Sunday, August 23, 2020

Did a cynical generation get the president it deserves?

If I had been 30 or 35 years younger in 2016, I would have voted for Donald Trump.

I would have selected him because, in my callow youth, I equated “outsider” with “good.”

I was too young in the 1970s to care about Watergate, except that the televised hearings interrupted my favorite cartoons, but I still absorbed the basic cynicism about government that was Nixon’s legacy.

The ugliness of the nation’s response to Vietnam, the burgeoning military-industrial complex, the rise of lobbyists and their hidden and not-so-hidden agendas, the proliferation of nuclear arms — all of it got into my DNA in a generalized, non-partisan way.

It ultimately led to a generation — or more — of people like me who came of age believing that all career politicians, Republicans and Democrats, were smarmy and not to be trusted. (I’m sure older readers will attest that governmental distrust did not begin in the 1970s.) I also believed gridlock was good, so a government that was mewed up in debates and didn’t accomplish anything was less likely to hurt anybody.

See? Cynical.

As we Watergate kids grew up, some of us became content creators whose projects underscored and extended that pessimistic worldview. “The X-Files,” for example, combined Nixonian distrust and paranoia with a healthy dose of public-health anxiety (vaccines, carcinogens and the rest) and urban legends to create a heady broth that influenced yet another generation.

These same misgivings and paranoia begat the modern iteration of Fox News, which begat QAnon, which begat a thousand and one memes where facts take a backseat to smarminess, conspiracy and the quick comeback.

All of which is to say that there is an undeniable appeal in the outsider, the maverick, the person who promises to comfort the afflicted and afflict the comfortable, to borrow an old expression, by tossing a grenade into the political system and chortling gleefully amid the ruins.

Donald Trump would seem to fit that bill. He comes from the corporate world. He has a healthy disdain for the status quo. His very presence irritates all the right people.

Eighteen- or 20-year-old me would likely have punched Trump’s ticket based on those qualities alone.

What I’ve come to realize over the decades, however, is that blowing things up isn’t enough. The guy with the live grenade in one hand needs to have blueprints in the other and a construction crew right behind him.

Trump is all about the destruction. The destruction of civil discourse. The destruction of democratic norms. The destruction of the rule of law, except where it benefits him.

In the last several months alone, we’ve seen him flounder through a pandemic, civil unrest and now an impending election. His administration’s lack of response and denial of science have contributed to the sickness and demise of more than 170,000 people.

Yet, somehow, he still has the active support of some 40 percent of Americans who have apparently made peace with the misogyny, racist dogwhistling, and election meddling. They are still fascinated by the guy with the grenade.

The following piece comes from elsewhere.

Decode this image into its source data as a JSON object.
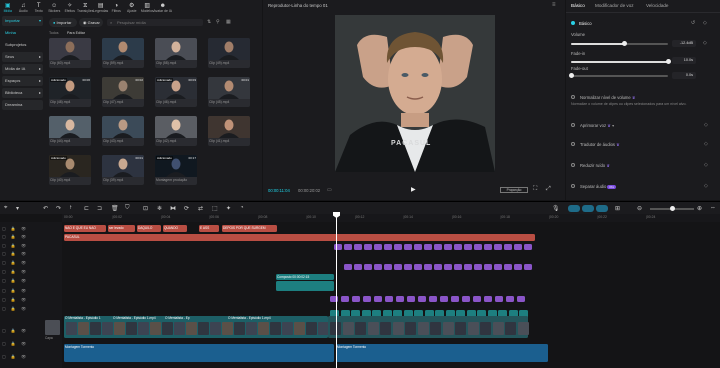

I’m convinced that, for many voters, politics is like being a fan of a particular sports team. No matter how awful the record, no matter how many people the star player assaults, it’s still their team. To abandon the franchise is to risk that worst of appellations: the fair-weather fan.

Good governance, of course, is not about blowing things up or backing the same horse, time after time. It’s about making laws to protect people and help them live better lives.

In my older and somewhat wiser years, I prefer to believe that many career politicians subscribe to a similar definition. They have dedicated their professional lives to working within a system of carefully delineated — yet imperfect — checks and balances to bring about their vision of what better lives look like.

They may disagree about what tomorrow should be. Some may be more willing than others to cross certain lines to get there.

And for those who are in it just for the money or the glory, or for those who step off the straight and narrow, well ... that’s why we have a free press.

Mavericks are fun to read about in novels or watch in movies. We cheer when they cut through the red tape by coercing a confession with force or punching through problems.

But real society shouldn’t work that way, not and call itself civilized. Trump is not building anything; he’s tearing it all down. Along the way, he’s gone from outsider to insider, creating a self-fulfilling prophecy about the inherent corruption of politics.

Let’s stop glorifying the maverick mindset and start appreciating those who work for change from within, through diplomacy and collaboration. Maybe that way, future generations can grow up with a healthy skepticism, minus the cynicism.

Or maybe I’m still cranky about missing my cartoons during those endless Watergate hearings.